The install script detects your accelerator (NVIDIA GPU, Apple Silicon, Intel CPU with MKL, or none) and builds the binary with the matching feature flags.

Linux or macOS:

Terminal window
curl --proto '=https' --tlsv1.2 -sSf https://raw.githubusercontent.com/EricLBuehler/mistral.rs/master/install.sh | sh

Windows (PowerShell):

Terminal window
irm https://raw.githubusercontent.com/EricLBuehler/mistral.rs/master/install.ps1 | iex

The binary is installed to ~/.cargo/bin/mistralrs. The installer adds that directory to your PATH, but the change does not apply to the current shell. Start a new shell, or run source "$HOME/.cargo/env". Then verify:

Terminal window
mistralrs --version

If the command prints a version, installation succeeded. To check detected hardware, compiled accelerator features, and Hugging Face connectivity, run:

Terminal window
mistralrs doctor

For “command not found” or missing-toolkit errors, see the per-platform installation guides.
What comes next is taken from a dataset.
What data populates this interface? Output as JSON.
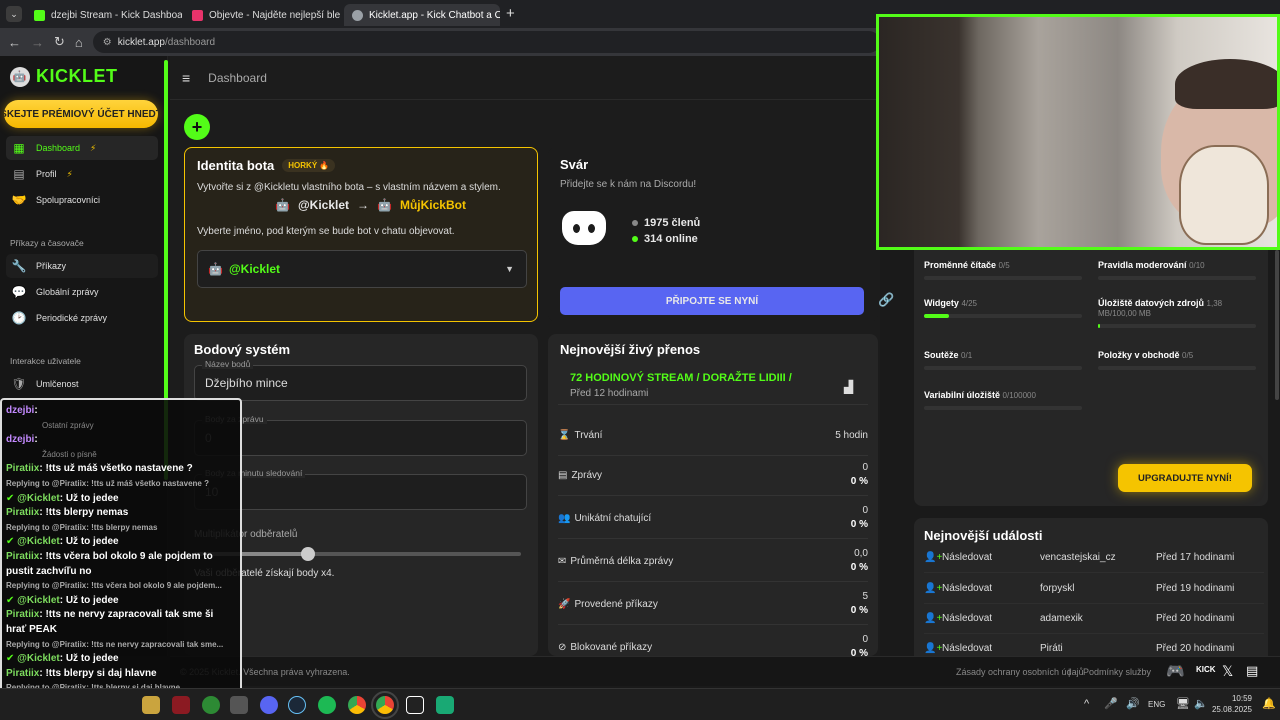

Qwen3-4B is used here. The native BF16 weights are about 8 GB and fit on a 12 GB GPU. The license does not require acceptance on Hugging Face. On smaller GPUs the download succeeds but the model will not fit at native precision; see Tutorial 6 for quantization.

Terminal window
mistralrs run -m Qwen/Qwen3-4B

On first run the command:

  • Downloads the weights and configuration from Hugging Face into the local cache
  • Loads the model onto the detected accelerator

The model is ready when an empty prompt appears:

>

Type a message and press Enter. The response streams a token at a time:

> What does Rust's ownership system actually buy you?
Rust's ownership model gives you memory safety without a garbage collector...
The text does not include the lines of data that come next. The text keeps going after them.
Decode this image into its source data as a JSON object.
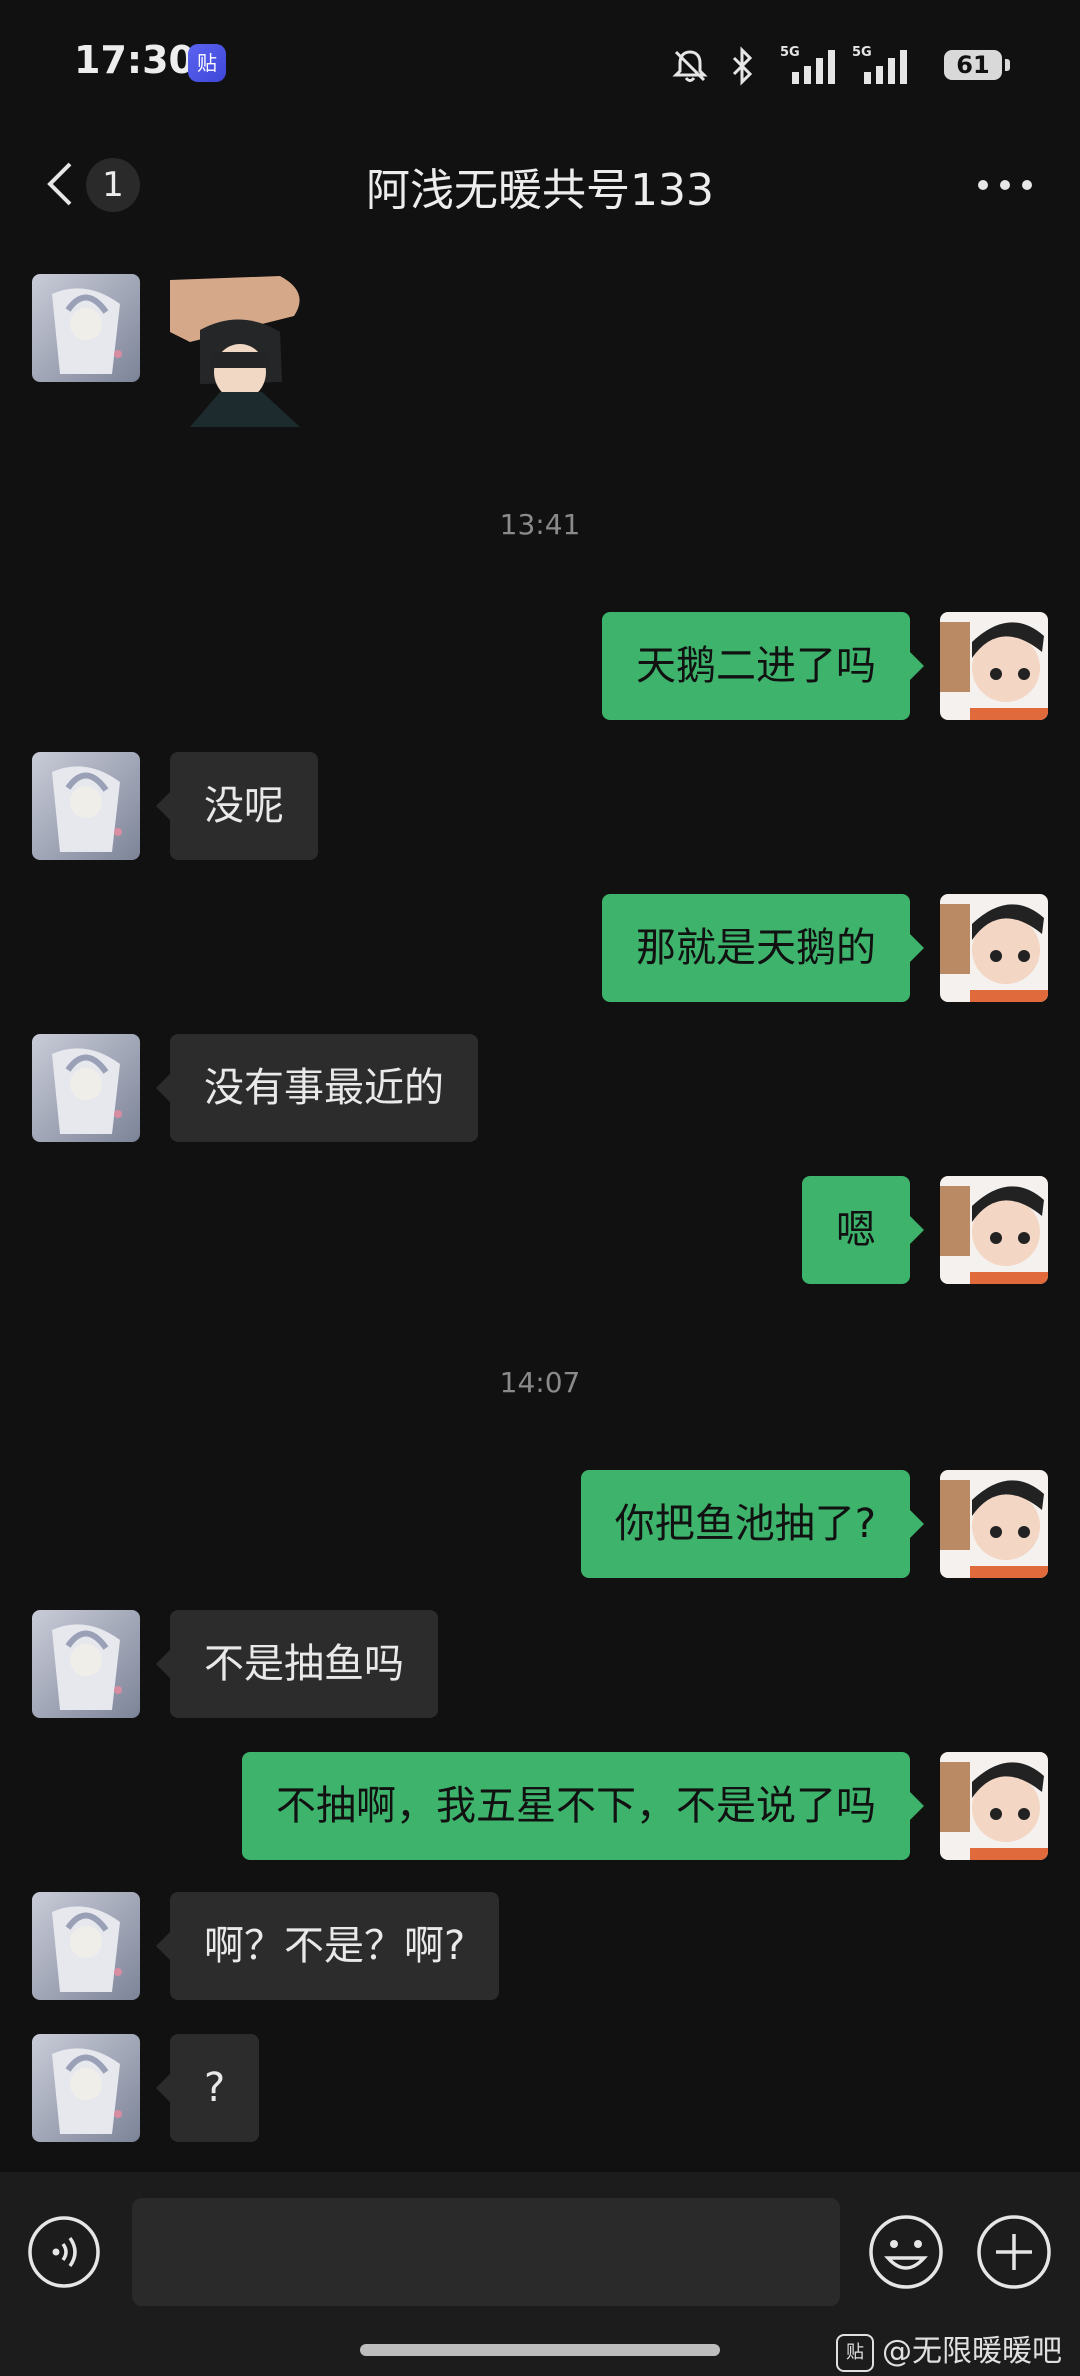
{
  "status_bar": {
    "time": "17:30",
    "app_badge": "贴",
    "battery": "61",
    "network_labels": [
      "5G",
      "5G"
    ]
  },
  "header": {
    "unread_count": "1",
    "title": "阿浅无暖共号133"
  },
  "messages": {
    "ts1": "13:41",
    "ts2": "14:07",
    "m1": "天鹅二进了吗",
    "m2": "没呢",
    "m3": "那就是天鹅的",
    "m4": "没有事最近的",
    "m5": "嗯",
    "m6": "你把鱼池抽了?",
    "m7": "不是抽鱼吗",
    "m8": "不抽啊，我五星不下，不是说了吗",
    "m9": "啊？不是？啊?",
    "m10": "?"
  },
  "watermark": {
    "icon": "贴",
    "text": "@无限暖暖吧"
  },
  "colors": {
    "background": "#111111",
    "outgoing_bubble": "#3db36c",
    "incoming_bubble": "#2c2c2c"
  },
  "icons": [
    "back-icon",
    "more-icon",
    "voice-icon",
    "emoji-icon",
    "plus-icon",
    "mute-icon",
    "bluetooth-icon",
    "signal-icon"
  ]
}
A few commands are available at the prompt: /clear resets the conversation, /exit (or Ctrl+D) quits, and /help lists the rest.

The model loads at native precision (BF16 for Qwen3-4B), so the full weights must fit in GPU memory. For larger models that do not fit, use --quant 4: it prefers a prebuilt UQFF from mistralrs-community if one exists, otherwise applies ISQ at 4 bits. --quant auto benchmarks your hardware and picks. See Tutorial 6 for the details.

mistralrs infers the model architecture, chat template, and target device from the Hugging Face repository. Every inferred choice can be overridden with a flag.